Düsseldorf: Sponsoren-Rallye für den guten Zweck

Düsseldorf: Sponsoren-Rallye für den guten Zweck

Bei Wissens- und Geschicklichkeitsspielen sammelten Kollegschüler Geld für einen Verein, der kranken Kindern hilft.

Während sich die meisten Schüler am letzten Tag vor den Ferien schon mit Freizeit und Urlaubsfreuden befassten, liefen die Schüler des Berufskollegs der Kaiserswerther Diakonie noch einmal geistig und körperlich zur Höchstform auf. Denn bei der "Outdoor Class Challenge Kaiserswerth", einer Art Sponsoren-Rallye durch den Stadtteil und seine Umgebung, musten sie verschiedene Herausforderungen meistern, um Geld für einen guten Zweck zu sammeln.

Zu Beginn des Wettbewerbes erhielten die Schüler, die jeweils mit ihren Klassen als Team antraten, eine Karte mit markierten Stationen. Den Weg dorthin mussten sie wie bei einer Schnitzeljagd selbst finden.
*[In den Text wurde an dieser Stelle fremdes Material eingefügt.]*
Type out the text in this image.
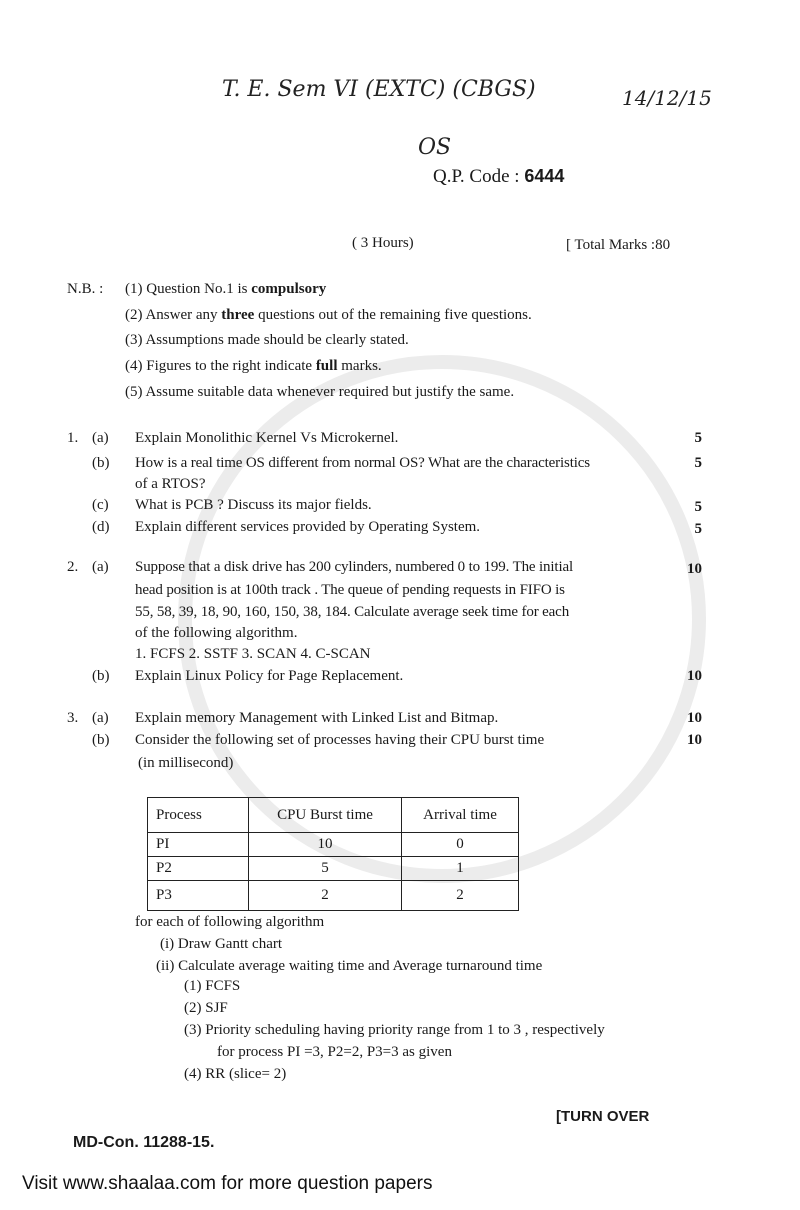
T. E. Sem VI (EXTC) (CBGS)	14/12/15
OS
Q.P. Code : 6444
( 3 Hours)	[ Total Marks :80
N.B. : (1) Question No.1 is compulsory
(2) Answer any three questions out of the remaining five questions.
(3) Assumptions made should be clearly stated.
(4) Figures to the right indicate full marks.
(5) Assume suitable data whenever required but justify the same.
1. (a) Explain Monolithic Kernel Vs Microkernel.	5
(b) How is a real time OS different from normal OS? What are the characteristics
of a RTOS?
5
(c) What is PCB ? Discuss its major fields.	5
(d) Explain different services provided by Operating System.	5
2. (a) Suppose that a disk drive has 200 cylinders, numbered 0 to 199. The initial
head position is at 100th track . The queue of pending requests in FIFO is
55, 58, 39, 18, 90, 160, 150, 38, 184. Calculate average seek time for each
of the following algorithm.
1. FCFS 2. SSTF 3. SCAN 4. C-SCAN
10
(b) Explain Linux Policy for Page Replacement.	10
3. (a) Explain memory Management with Linked List and Bitmap.	10
(b) Consider the following set of processes having their CPU burst time
(in millisecond)
10
Process	CPU Burst time	Arrival time
PI	10	0
P2	5	1
P3	2	2
for each of following algorithm
(i) Draw Gantt chart
(ii) Calculate average waiting time and Average turnaround time
(1) FCFS
(2) SJF
(3) Priority scheduling having priority range from 1 to 3 , respectively
for process PI =3, P2=2, P3=3 as given
(4) RR (slice= 2)
[TURN OVER
MD-Con. 11288-15.
Visit www.shaalaa.com for more question papers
Vorbei am Angelverein sowie an der örtlichen Feuerwache führte der Weg die Jugendlichen einen rund 9,5 Kilometer langen Bogen zurück zum Schulgelände. An den Stationen warteten auf die Teams Wissens- und Geschicklichkeitsspiele, für die jeweils vier Punkte vergeben wurden. Zudem konnten die Schüler Sonderpunkte durch Kreativaufgaben sammeln. Darunter fiel beispielsweise eine spontane Gesangseinlage.

  • Bedburg-Hau : Wunschbaum hilft psychisch kranken Kindern
  • Stups-Kinderzentrum : Bäckerei unterstützt Krefelder Familien mit kranken Kindern

Primäres Ziel der Veranstaltung war das Sammeln von Spenden. Dazu hatten sich im Vorfeld Sponsoren - meist aus dem familiären Umfeld der Schüler - bereiterklärt, für jeden gesammelten Punkt einen gewissen Betrag zu spenden. Der Erlös ging auf Wunsch der Schüler in diesem Jahr an den Kölner Verein "wünschdirwas", der schwer erkrankten Kindern und Jugendlichen Herzenswünsche erfüllt.

Darüber hinaus verfolgt die Schule mit der jährlichen Veranstaltung noch ein weiteres Ziel. Das entscheidende Stichwort lautet Kooperation. "Wir wollen unseren Schülern soziale Kompetenzen und die Bedeutung von Teamarbeit vermitteln", sagt Schulleiterin Astrid Hofmeister. Aber es gehe auch um Pädagogik, da viele Schüler später selbst Kinder und Erwachsene betreuen und unterrichten werden. "So lernen sie, dass guter Unterricht nicht immer nur im Klassenraum vor der Tafel stattfinden muss", sagt Hofmeister.